Foreva – Comércio de Calçado, S.A.
- Industry: Shoes
- Founded: 1984
- Headquarters: Portugal
- Website: www.foreva.pt

= Foreva =

Foreva – Comércio de Calçado, S.A. is a Portuguese company that manufactures shoes. It is one of the most important and well-known shoe companies of Portugal, and its stores are mostly located in shopping malls all over the country, including the Azores and Madeira.

It is part of the Portuguese group Kyaia, since 2005. Its suppliers and factories are mainly in Northern Portugal, in particular Guimarães.

== History ==
Foreva was founded in 1984. Its first store opened in Lisbon. The company expanded from then on, manufacturing more and opening new shops over the years.

However, it began to have various financial problems around the beginning of the 2000s (decade).
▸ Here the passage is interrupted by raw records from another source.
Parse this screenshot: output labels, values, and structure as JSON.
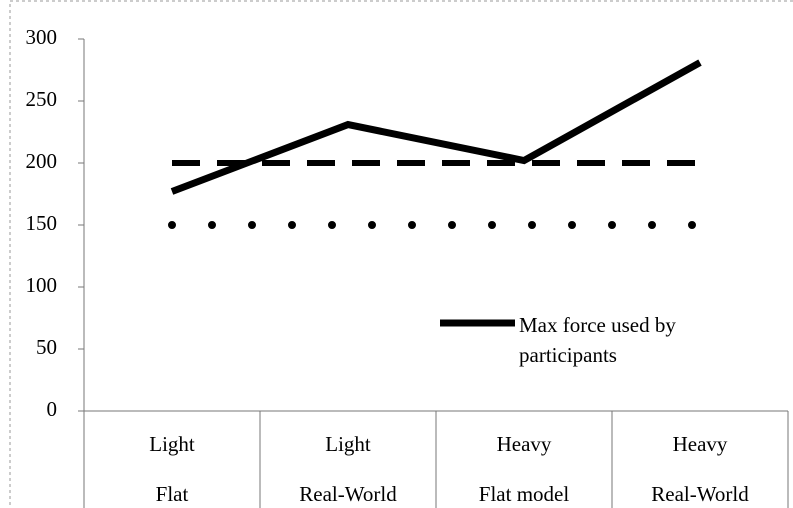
{
  "chart_data": {
    "type": "line",
    "categories": [
      [
        "Light",
        "Flat"
      ],
      [
        "Light",
        "Real-World"
      ],
      [
        "Heavy",
        "Flat model"
      ],
      [
        "Heavy",
        "Real-World"
      ]
    ],
    "series": [
      {
        "name": "Max force used by participants",
        "color": "#000000",
        "style": "solid",
        "values": [
          177,
          231,
          202,
          281
        ]
      },
      {
        "color": "#000000",
        "style": "dashed",
        "values": [
          200,
          200,
          200,
          200
        ]
      },
      {
        "color": "#000000",
        "style": "dotted",
        "values": [
          150,
          150,
          150,
          150
        ]
      }
    ],
    "ylim": [
      0,
      300
    ],
    "yticks": [
      0,
      50,
      100,
      150,
      200,
      250,
      300
    ],
    "grid": false
  }
}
In 2005, with 47 shops, the company was acquired by the Kyaia group. It corresponded to an investment of over 7 million euros.

According to Fortunato Frederico, a businessman in charge of the Kyaia group, he bought a true "Titanic sinking boat" and "went through a lot to put it floating back again".

Nevertheless, already in 2010, the company began to improve its financial situation and make profit.

== Production ==
Foreva's main centre of production has been, from the start, in the city of Guimarães (North of Portugal). In 2010, a new Kyaia group factory opened in Paredes de Coura, also in the same region of the country.

The Kyaia group employs over 500 factory workers.